The identified resources of nickel ores are estimated at 190-210 million tons. Of these, most of them have a nickel concentration of over 1% (130 million tons), a smaller part with a concentration of 0.2-1% (80 million tons). Huge deposits of this unique mineral are located at the bottom of the world's oceans (almost 700 million tons), although they have an average concentration of this mineral.

It is difficult to say which country has the largest reserves of nickel ore. One thing can be said with a fair degree of confidence that the list of leaders (countries with more than 5 million tons of deposits of this resource) includes: Australia, Brazil, Indonesia, Canada, Cuba, Russia, New Caledonia. The following countries also have significant reserves (more than 1 million tons): Albania, Greece, the territory of the former Yugoslavia, Ukraine, Kazakhstan, Guatemala, Colombia, Burkina Faso, Burundi, Ivory Coast, Madagascar, South Africa, China, the Philippines, Papua New Guinea.

Cobalt

World cobalt reserves are estimated at approximately 500 million tons, of which proven reserves in 2005 amount to almost 13 million tons.

Nickel mining methods

Deposit development is carried out using several methods. The choice is related to the type of ore as well as production costs.

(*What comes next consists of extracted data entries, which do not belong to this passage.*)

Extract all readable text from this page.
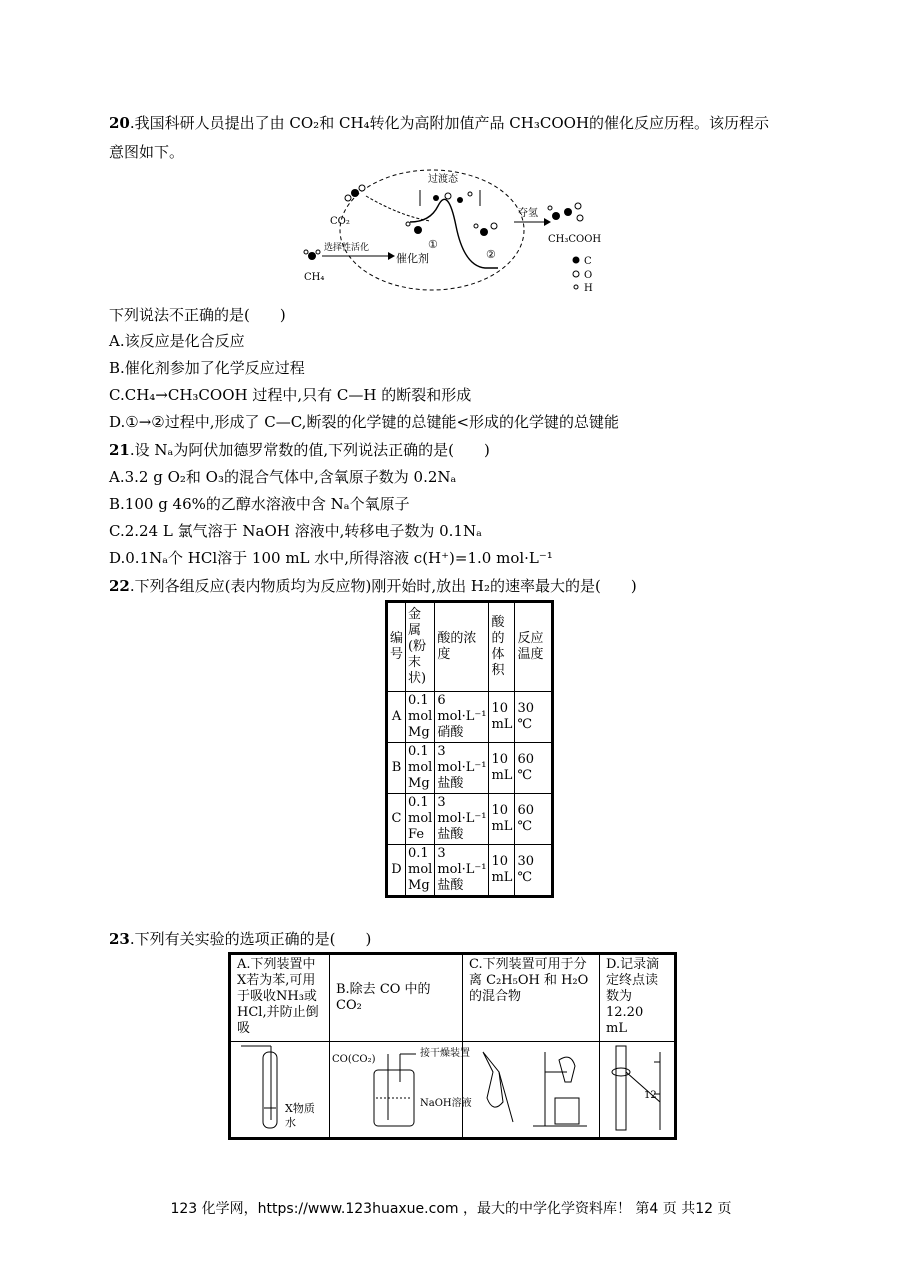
20.我国科研人员提出了由 CO₂和 CH₄转化为高附加值产品 CH₃COOH的催化反应历程。该历程示
意图如下。
CO₂
CH₄
选择性活化
催化剂
过渡态
①
②
夺氢
CH₃COOH
C
O
H
下列说法不正确的是(　　)
A.该反应是化合反应
B.催化剂参加了化学反应过程
C.CH₄→CH₃COOH 过程中,只有 C—H 的断裂和形成
D.①→②过程中,形成了 C—C,断裂的化学键的总键能<形成的化学键的总键能
21.设 Nₐ为阿伏加德罗常数的值,下列说法正确的是(　　)
A.3.2 g O₂和 O₃的混合气体中,含氧原子数为 0.2Nₐ
B.100 g 46%的乙醇水溶液中含 Nₐ个氧原子
C.2.24 L 氯气溶于 NaOH 溶液中,转移电子数为 0.1Nₐ
D.0.1Nₐ个 HCl溶于 100 mL 水中,所得溶液 c(H⁺)=1.0 mol·L⁻¹
22.下列各组反应(表内物质均为反应物)刚开始时,放出 H₂的速率最大的是(　　)
编号	金属(粉末状)	酸的浓度	酸的体积	反应温度
A	0.1 mol Mg	6 mol·L⁻¹硝酸	10 mL	30 ℃
B	0.1 mol Mg	3 mol·L⁻¹盐酸	10 mL	60 ℃
C	0.1 mol Fe	3 mol·L⁻¹盐酸	10 mL	60 ℃
D	0.1 mol Mg	3 mol·L⁻¹盐酸	10 mL	30 ℃
23.下列有关实验的选项正确的是(　　)
A.下列装置中X若为苯,可用于吸收NH₃或 HCl,并防止倒吸	B.除去 CO 中的 CO₂	C.下列装置可用于分离 C₂H₅OH 和 H₂O 的混合物	D.记录滴定终点读数为 12.20 mL

X物质
水	CO(CO₂)
接干燥装置
NaOH溶液		12
123 化学网，https://www.123huaxue.com ，最大的中学化学资料库！ 第4 页 共12 页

1. Open method. It is a quarry. Using machines, ore is extracted from stepped walls, after which it is transported to the surface using excavators and dump trucks.
2. Closed. Occurs at a depth of a kilometer or less. It is characterized by a greater degree of danger and large expenses for machinery and equipment.
3. Mining from the seabed. The most expensive method, with limited processing capabilities at the extraction site.

Mines and wells are installed in places that contain associated minerals with beneficial properties. This allows you to recoup production costs. The optimal method of extraction remains a conventional quarry.